Trump hails ‘righteous cause of American self-government’
President Donald Trump on Tuesday marked the 400th anniversary of American democracy and its gift “of the country we love,” but his celebration of what began as an experiment in selfgovernment was boycotted by black Virginia lawmakers incensed by Trump’s continued disparagement of a veteran black congressman and the majority-black district he represents.
The uplifting rhetoric from Trump marking 400 years of representative government contrasted sharply with his stream of attacks against U.S. Rep. Elijah Cummings, including before and after the event.
Trump said in remarks to Virginia’s General Assembly that the United States has had many achievements in its history, but “none exceeds the triumph that we are here to celebrate today.”
“Self-government in Virginia did not just give us a state we love — in a very true sense it gave us the country we love, the United States of America,” he said.
The General Assembly, considered the oldest continuously operating legislative body in North America, grew out of a gathering that convened in July 1619.
But as Trump addressed state lawmakers in a tent on the lawn of a history museum near the site of the original Jamestown settlement colony, members of Virginia’s legislative black caucus held an emotional ceremony about 60 miles away in Richmond, at the site of a once notorious slave jail, where they took turns condemning the president.
Del. Delores McQuinn, who refused to say Trump’s name and instead called him “the tenant in the White House,” choked back tears as she said his critiques of minority members of Congress were aimed at “every person of color in the United States of America.” She urged the crowd to “reclaim the soul and fabric of this country.”
Trump said as he departed the White House that lawmakers participating in the previously announced boycott were going “against their own people.”
The Republican president claimed African Americans “love the job” he’s doing and are “happy as hell” with his criticisms of Cummings and his majorityblack Baltimore-area district.
The attacks on Cummings closely followed the president’s criticism earlier this month of four progressive Democratic female members of Congress.

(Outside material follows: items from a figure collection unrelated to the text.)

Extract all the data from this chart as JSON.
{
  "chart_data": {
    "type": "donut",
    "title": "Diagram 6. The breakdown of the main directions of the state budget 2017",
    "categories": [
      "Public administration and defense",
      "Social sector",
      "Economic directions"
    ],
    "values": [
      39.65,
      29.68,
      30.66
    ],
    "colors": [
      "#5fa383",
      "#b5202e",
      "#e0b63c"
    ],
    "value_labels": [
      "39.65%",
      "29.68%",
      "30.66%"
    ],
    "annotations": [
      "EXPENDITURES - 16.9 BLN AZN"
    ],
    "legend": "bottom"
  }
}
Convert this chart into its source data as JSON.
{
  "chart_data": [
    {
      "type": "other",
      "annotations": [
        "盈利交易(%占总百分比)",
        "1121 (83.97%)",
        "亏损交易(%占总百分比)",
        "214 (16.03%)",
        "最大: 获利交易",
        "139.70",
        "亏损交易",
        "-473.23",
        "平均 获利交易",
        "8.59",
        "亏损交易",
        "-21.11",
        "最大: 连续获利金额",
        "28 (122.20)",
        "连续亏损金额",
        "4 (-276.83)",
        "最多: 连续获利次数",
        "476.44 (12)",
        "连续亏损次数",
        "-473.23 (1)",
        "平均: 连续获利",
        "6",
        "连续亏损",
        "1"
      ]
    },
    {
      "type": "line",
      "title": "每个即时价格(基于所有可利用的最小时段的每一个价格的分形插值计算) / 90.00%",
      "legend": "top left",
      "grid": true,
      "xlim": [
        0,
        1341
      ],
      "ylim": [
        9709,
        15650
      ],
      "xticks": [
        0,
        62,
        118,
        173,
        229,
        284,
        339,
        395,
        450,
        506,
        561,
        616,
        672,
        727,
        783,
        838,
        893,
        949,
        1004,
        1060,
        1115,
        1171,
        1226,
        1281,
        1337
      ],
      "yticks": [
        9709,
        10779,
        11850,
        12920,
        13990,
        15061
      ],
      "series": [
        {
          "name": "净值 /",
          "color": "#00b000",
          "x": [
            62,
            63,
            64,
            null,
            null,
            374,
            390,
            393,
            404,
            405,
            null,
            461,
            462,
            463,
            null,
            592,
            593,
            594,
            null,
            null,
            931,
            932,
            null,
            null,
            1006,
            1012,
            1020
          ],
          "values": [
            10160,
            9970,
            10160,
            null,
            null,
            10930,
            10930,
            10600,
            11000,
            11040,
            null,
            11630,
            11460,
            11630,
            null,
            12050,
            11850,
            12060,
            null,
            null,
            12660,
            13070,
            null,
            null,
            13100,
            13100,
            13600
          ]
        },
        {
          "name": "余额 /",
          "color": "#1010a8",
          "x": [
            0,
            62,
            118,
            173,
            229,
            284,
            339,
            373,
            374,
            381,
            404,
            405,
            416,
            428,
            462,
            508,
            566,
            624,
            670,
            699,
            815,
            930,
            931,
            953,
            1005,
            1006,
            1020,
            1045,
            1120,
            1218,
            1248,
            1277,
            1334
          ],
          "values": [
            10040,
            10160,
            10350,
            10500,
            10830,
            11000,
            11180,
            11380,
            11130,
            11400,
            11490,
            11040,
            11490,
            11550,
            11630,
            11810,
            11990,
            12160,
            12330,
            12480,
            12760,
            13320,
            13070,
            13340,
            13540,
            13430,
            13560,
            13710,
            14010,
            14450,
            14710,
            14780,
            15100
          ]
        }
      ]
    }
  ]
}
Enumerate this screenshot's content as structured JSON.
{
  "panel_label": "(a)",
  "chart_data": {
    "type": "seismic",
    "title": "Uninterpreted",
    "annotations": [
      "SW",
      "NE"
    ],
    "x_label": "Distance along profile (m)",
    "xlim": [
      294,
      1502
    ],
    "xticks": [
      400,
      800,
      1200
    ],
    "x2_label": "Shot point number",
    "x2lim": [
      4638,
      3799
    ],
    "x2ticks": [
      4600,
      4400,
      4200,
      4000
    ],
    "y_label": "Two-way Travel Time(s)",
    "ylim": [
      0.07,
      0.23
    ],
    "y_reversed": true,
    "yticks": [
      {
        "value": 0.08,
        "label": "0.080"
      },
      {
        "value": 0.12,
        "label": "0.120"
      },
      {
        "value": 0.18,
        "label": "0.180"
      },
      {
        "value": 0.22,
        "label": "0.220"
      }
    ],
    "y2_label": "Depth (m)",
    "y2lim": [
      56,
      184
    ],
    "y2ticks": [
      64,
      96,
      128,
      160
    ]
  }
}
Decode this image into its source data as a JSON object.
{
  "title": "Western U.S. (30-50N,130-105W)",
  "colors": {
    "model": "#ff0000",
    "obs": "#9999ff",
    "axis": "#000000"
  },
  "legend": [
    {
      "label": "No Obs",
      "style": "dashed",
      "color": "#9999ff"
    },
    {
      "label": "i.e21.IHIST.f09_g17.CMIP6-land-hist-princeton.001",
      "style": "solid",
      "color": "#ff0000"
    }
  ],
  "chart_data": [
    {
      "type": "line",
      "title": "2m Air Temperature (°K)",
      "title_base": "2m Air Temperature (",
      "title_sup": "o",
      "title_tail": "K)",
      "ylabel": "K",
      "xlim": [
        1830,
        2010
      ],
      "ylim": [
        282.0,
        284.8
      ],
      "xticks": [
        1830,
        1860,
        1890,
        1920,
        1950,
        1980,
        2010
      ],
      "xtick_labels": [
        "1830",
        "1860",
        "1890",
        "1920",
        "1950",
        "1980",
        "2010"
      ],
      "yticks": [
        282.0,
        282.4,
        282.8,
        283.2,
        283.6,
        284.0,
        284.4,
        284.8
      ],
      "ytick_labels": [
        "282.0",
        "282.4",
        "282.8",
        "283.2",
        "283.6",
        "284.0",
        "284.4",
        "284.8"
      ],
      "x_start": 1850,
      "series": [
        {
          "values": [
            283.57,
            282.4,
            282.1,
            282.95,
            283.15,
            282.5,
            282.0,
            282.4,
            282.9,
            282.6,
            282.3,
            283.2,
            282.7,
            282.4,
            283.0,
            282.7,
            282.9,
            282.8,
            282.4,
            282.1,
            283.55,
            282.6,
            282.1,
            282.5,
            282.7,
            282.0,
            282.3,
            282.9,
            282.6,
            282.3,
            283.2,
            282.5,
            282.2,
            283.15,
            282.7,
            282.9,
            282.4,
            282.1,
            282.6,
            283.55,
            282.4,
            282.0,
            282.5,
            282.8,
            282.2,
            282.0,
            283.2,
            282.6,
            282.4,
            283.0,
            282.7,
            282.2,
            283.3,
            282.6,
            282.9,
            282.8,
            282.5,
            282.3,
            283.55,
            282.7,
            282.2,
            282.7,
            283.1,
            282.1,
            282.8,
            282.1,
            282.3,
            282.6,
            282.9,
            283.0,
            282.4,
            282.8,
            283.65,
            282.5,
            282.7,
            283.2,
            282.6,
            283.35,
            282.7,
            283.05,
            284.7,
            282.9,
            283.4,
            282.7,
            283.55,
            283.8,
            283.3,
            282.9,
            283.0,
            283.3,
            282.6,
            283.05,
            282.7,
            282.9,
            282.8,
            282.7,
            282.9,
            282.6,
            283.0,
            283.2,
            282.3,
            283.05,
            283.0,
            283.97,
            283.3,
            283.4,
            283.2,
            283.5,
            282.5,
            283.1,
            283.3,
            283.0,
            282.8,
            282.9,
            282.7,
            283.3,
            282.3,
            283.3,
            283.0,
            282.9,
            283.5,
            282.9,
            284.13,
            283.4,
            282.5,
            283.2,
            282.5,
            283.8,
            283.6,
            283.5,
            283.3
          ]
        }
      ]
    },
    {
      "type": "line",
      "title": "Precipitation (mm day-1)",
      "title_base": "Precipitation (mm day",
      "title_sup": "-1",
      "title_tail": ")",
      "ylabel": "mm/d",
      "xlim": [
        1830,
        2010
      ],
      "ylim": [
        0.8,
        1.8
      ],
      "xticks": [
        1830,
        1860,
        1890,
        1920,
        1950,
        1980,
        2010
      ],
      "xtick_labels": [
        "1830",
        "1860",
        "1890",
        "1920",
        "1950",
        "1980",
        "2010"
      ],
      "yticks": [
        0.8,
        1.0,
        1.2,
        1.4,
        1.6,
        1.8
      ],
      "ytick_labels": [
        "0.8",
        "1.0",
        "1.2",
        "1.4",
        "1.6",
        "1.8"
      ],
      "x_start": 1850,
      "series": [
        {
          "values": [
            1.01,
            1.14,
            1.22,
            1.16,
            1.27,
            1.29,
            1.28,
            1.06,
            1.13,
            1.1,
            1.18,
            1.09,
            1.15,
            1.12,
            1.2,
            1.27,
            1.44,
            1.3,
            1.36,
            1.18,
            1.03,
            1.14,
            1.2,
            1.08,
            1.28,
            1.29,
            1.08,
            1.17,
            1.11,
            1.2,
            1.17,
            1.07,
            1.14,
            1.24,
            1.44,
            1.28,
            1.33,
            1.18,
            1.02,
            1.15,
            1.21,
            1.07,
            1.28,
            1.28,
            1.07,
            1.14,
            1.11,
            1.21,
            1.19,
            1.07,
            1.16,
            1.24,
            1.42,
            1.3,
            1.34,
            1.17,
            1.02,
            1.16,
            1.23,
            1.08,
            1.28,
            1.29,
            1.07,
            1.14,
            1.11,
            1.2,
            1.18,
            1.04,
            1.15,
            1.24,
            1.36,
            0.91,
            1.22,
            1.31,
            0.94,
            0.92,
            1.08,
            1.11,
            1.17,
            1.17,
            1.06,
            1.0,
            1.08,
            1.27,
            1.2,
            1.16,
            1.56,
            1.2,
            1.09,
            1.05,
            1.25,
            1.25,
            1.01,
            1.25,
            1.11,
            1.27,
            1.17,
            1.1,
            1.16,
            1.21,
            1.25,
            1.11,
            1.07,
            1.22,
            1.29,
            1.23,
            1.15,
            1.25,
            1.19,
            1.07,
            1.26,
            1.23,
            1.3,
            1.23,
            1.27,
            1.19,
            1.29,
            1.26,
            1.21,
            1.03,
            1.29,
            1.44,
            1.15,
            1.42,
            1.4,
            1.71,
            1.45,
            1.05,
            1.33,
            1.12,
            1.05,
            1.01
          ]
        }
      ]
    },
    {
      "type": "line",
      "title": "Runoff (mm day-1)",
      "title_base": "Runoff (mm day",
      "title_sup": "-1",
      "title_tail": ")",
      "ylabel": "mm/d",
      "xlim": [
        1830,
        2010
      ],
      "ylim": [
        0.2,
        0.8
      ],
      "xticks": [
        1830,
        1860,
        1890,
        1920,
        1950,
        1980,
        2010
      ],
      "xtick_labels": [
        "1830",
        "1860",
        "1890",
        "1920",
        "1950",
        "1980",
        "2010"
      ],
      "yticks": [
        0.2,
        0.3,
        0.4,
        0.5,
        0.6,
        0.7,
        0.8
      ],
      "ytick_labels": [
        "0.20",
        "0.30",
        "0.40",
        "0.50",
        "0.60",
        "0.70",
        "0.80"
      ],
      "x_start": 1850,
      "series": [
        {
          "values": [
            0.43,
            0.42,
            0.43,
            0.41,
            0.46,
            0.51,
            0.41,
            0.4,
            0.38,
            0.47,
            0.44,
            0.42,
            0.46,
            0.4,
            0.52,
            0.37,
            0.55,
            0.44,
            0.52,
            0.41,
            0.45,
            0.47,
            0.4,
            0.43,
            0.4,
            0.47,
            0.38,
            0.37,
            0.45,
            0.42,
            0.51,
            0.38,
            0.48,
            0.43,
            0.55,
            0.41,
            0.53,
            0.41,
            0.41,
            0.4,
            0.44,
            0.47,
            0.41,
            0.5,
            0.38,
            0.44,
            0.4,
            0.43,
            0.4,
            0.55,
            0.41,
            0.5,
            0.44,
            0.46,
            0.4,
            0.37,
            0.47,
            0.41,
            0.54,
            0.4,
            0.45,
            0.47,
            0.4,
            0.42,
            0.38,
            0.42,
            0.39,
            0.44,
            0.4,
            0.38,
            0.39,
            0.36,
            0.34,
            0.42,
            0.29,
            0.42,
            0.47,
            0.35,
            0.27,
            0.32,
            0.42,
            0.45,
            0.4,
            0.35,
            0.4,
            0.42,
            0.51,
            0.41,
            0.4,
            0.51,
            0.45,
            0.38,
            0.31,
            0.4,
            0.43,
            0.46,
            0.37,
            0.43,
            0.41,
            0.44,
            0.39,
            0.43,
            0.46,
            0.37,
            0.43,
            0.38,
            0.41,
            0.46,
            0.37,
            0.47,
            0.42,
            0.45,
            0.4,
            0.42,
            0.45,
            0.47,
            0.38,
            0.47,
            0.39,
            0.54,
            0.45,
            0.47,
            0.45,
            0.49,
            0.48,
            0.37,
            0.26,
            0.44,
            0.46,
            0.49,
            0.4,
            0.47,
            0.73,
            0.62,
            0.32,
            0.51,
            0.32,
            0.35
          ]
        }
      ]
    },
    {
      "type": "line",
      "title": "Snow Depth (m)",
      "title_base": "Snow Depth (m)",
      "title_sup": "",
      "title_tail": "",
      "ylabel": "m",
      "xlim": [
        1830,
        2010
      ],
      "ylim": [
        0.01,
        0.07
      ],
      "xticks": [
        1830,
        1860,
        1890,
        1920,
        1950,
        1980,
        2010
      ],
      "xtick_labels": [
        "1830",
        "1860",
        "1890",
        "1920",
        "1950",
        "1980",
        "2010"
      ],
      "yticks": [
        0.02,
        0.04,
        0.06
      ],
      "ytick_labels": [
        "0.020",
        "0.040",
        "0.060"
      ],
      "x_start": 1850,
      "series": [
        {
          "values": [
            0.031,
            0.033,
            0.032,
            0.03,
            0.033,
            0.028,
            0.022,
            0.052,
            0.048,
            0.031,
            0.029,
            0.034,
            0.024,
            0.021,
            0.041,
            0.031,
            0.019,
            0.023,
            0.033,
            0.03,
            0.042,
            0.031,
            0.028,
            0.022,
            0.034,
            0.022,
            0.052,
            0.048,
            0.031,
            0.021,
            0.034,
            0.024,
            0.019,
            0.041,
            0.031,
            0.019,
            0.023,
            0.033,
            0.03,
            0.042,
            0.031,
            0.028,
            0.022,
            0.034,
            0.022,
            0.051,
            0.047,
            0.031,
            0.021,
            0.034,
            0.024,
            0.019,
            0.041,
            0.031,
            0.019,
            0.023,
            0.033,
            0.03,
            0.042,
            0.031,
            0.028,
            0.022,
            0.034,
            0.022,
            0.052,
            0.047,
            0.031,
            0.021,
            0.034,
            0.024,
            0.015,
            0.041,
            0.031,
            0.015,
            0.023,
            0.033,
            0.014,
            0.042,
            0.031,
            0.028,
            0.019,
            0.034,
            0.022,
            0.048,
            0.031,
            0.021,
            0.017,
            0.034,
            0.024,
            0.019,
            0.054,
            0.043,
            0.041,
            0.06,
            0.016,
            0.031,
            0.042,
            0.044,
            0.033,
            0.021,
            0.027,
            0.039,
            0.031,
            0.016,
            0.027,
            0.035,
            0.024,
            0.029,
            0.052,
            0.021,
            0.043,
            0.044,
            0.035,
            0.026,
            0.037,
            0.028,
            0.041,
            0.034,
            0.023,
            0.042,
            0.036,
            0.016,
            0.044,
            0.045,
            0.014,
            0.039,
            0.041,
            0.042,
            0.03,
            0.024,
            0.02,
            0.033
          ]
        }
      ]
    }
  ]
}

The president’s unsubstantiated claim that African Americans are happy with him contradicts polling showing that blacks continue to be overwhelmingly negative in their assessment of his performance. According to Gallup polling, approval of Trump among black Americans has hovered around 1 in 10 over the course of his presidency, with 8% approving in June.
As Trump spoke at Jamestown, where the first enslaved black people arrived in America, a congressional delegation led by House Speaker Nancy Pelosi visited the Door of No Return in Ghana, the departure point for millions of Africans bound for the Americas and sold into slavery.